Chanitr Charnchainarong, the president of the Market for Alternative Investment, said the market capitalisation of the exchange was 33.45 billion baht, down 12.57% from the end of 2007.
Valuations have fallen to a price-to-earnings ratio of 12.28 times compared with 19.3 times at the end of 2007.
But corporate fundamentals have improved. Listed MAI companies reported first-half profits of 879 million baht, up 70% from the same period last year, with revenues of 22.5 billion, up 11%.
On average, the 48 companies on the MAI posted net profit growth of 70%.
''This shows that small- and medium-sized companies have the ability to adjust to change. Most companies that faced net losses last year have been able to turn to profit,'' he said.
Interim dividends for first-half operations totalled 349 million baht, up from 261 million the same period last year.
But Mr Chanitr acknowledged that market sentiment remained poor. ''Investors aren't looking at fundamentals, but rather the political mess,'' he said.
Sukit Udomsirikul, a senior analyst at SCIB Securities, said political risk was clearly increasing, resulting in higher market risk and volatility.
He recommended investors focus on lower-risk assets such as bonds and avoid the equity market for the short-term.
Bond prices were set to rebound as the markets expect the Monetary Policy Committee may only raise rates once for the rest of the year due to the slowing economy and falling oil prices. The MPC is expected to raise short-term rates, now 3.5%, by a quarter-point when it meets today.
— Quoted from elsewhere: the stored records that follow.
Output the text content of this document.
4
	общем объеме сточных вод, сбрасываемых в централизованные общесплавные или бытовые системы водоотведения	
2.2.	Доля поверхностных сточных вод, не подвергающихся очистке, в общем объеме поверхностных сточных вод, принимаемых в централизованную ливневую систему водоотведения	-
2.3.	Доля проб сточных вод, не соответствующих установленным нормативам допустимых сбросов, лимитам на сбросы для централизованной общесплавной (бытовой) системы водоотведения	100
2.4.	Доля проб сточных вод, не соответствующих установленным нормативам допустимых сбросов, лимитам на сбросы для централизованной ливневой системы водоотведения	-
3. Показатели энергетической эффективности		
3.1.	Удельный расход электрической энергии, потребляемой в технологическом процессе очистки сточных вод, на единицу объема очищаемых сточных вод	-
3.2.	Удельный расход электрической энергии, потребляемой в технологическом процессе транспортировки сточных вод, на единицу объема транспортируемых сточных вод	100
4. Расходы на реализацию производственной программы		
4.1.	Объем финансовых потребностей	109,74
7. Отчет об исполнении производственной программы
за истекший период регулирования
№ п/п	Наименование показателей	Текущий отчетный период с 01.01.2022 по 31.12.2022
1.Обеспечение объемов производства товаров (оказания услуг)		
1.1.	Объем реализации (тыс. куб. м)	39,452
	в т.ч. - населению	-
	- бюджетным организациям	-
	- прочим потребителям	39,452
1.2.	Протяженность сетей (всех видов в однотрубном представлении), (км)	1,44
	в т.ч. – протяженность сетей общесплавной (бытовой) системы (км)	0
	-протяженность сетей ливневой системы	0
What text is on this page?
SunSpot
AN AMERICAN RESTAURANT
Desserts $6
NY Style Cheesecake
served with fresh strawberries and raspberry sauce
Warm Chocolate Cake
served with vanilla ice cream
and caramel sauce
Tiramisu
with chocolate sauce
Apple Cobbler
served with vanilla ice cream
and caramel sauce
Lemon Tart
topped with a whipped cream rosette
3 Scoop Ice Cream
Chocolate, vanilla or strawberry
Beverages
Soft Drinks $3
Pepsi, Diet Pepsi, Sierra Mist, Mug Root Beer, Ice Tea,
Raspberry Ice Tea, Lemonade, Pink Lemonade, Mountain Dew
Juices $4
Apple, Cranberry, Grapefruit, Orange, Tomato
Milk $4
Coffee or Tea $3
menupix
SCIB Securities currently recommends investors reduce their equities weightings to 40% from 50%, and they should increase bonds to 40% from 30%. Remaining funds should be allocated to alternative investments such as derivatives and commodities.
Pichai Lertsupongkit, an executive vice-president at Thanachart Securities, said economic growth was expected to decline in the second half, while politics could be further shaken by a dissolution of Parliament by the end of the year.
On the other hand, inflation has likely peaked for the year, he added. The National Economic and Social Development Board this week announced second quarter growth of 5.3%, down from 6.1% year-on-year in the first quarter.